Terrorisme: l’Afrique désormais épicentre absolu avec 86 % des attaques
La part du continent africain dans le terrorisme mondial a presque doublé en deux ans, selon le dernier rapport de l’ONG ACLED, publié le 11 mai. Face à une menace qui s’étend désormais vers les pays du golfe de Guinée, l’urgence d’une réponse panafricaine coordonnée s’impose. En l’espace de 24 mois, la trajectoire de la violence terroriste en Afrique a connu une accélération vertigineuse notamment 49 % du terrorisme mondial. 2024 ; 79 % du terrorisme mondial 2025, 86 % du terrorisme mondial au premier trimestre 2026
Selon l’ONG, cette bascule statistique confirme que le centre de gravité de l’instabilité sécuritaire internationale s’est définitivement déplacé vers le continent africain. Sur le terrain, cette escalade se traduit par une multiplication des fronts. Si la Somalie et le bassin du lac Tchad demeurent des zones de haute tension, c’est le Sahel qui concentre les dynamiques les plus violentes.

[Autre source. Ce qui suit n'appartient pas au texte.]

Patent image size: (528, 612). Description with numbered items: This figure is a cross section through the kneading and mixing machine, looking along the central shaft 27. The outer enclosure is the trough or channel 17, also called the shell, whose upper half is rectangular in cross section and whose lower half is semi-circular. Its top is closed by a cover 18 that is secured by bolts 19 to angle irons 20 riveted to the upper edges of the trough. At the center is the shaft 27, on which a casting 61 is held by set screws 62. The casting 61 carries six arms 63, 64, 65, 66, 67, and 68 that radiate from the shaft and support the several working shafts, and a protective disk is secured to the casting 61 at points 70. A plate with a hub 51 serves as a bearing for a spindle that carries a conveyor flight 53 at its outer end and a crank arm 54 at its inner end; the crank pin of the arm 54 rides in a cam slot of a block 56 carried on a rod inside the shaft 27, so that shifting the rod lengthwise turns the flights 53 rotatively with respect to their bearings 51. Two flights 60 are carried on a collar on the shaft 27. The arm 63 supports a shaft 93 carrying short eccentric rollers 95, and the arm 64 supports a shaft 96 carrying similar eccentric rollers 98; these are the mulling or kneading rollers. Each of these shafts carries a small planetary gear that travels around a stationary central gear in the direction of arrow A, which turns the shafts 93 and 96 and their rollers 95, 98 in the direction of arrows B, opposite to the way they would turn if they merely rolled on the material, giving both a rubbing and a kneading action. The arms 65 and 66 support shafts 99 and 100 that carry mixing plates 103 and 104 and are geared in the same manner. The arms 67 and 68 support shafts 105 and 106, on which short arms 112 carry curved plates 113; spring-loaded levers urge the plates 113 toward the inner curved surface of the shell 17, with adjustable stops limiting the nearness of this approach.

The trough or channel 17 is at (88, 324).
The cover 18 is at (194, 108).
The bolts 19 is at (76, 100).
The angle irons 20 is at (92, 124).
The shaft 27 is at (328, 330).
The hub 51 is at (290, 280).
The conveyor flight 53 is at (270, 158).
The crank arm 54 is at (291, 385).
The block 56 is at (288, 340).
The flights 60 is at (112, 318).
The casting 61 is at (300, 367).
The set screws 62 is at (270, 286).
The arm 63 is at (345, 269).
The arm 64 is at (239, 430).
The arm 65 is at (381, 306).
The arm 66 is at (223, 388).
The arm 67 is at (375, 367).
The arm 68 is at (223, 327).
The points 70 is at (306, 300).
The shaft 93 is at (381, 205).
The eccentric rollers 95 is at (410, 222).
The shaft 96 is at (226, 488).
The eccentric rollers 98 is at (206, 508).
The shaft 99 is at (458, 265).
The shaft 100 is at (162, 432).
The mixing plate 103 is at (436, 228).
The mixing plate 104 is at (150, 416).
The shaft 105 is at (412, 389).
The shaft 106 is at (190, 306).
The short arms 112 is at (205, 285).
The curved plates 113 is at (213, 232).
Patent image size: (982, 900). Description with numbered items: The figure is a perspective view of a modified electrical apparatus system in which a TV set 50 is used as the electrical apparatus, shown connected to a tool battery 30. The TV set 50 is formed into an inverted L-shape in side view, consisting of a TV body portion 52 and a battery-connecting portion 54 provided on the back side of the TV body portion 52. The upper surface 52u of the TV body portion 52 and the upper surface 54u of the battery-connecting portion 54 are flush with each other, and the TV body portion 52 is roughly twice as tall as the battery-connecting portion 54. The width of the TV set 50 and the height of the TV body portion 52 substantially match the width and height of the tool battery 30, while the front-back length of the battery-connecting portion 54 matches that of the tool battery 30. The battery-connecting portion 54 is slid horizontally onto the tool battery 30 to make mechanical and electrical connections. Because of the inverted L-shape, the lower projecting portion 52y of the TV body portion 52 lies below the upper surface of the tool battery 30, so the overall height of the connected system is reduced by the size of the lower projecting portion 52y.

Une progression fulgurante et ininterrompue
Le 25 avril dernier, une offensive d’une ampleur inédite a illustré la puissance de feu et la coordination des groupes armés. Une action conjointe du Groupe de soutien à l’islam et aux musulmans (JNIM) et des rebelles touareg du Front de libération de l’Azawad (FLA) a frappé simultanément plusieurs villes stratégiques maliennes, dont Bamako, Kati, Gao, Mopti et Kidal. Ce raid coordonné a porté un coup dur au pouvoir malien avec la mort confirmée du ministre de la Défense, le colonel Sadio CAMARA, tué au cours des affrontements. L’organisation ACLED met en garde contre la porosité des frontières face à cette contagion sécuritaire. La 8menace ne se cantonne plus aux zones désertiques ou semi-arides du Sahel. Elle entame une descente progressive et dangereuse vers les pays côtiers de l’Afrique de l’Ouest.
Sahel, le cas critique du Mali et la menace transfrontalière qui glisse vers le Sud
Le Bénin et le Togo, longtemps épargnés, subissent désormais des incursions et des attaques régulières sur leurs flancs septentrionaux. Face à ce péril asymétrique global, les réponses fragmentées ont montré leurs limites. L’heure est à l’unité opérationnelle. Selon l’organisation, pour inverser la tendance, les pays de la région devront impérativement dépasser les clivages politiques actuels, notamment les tensions diplomatiques et institutionnelles entre les États de l’Alliance des États du Sahel (AES) et ceux de la Communauté économique des États de l’Afrique de l’Ouest (CEDEAO). Seule une stratégie panafricaine, inclusive, hautement coordonnée et respectueuse de la souveraineté des États permettra de mutualiser le renseignement et les forces militaires pour stopper définitivement cette hémorragie sécuritaire.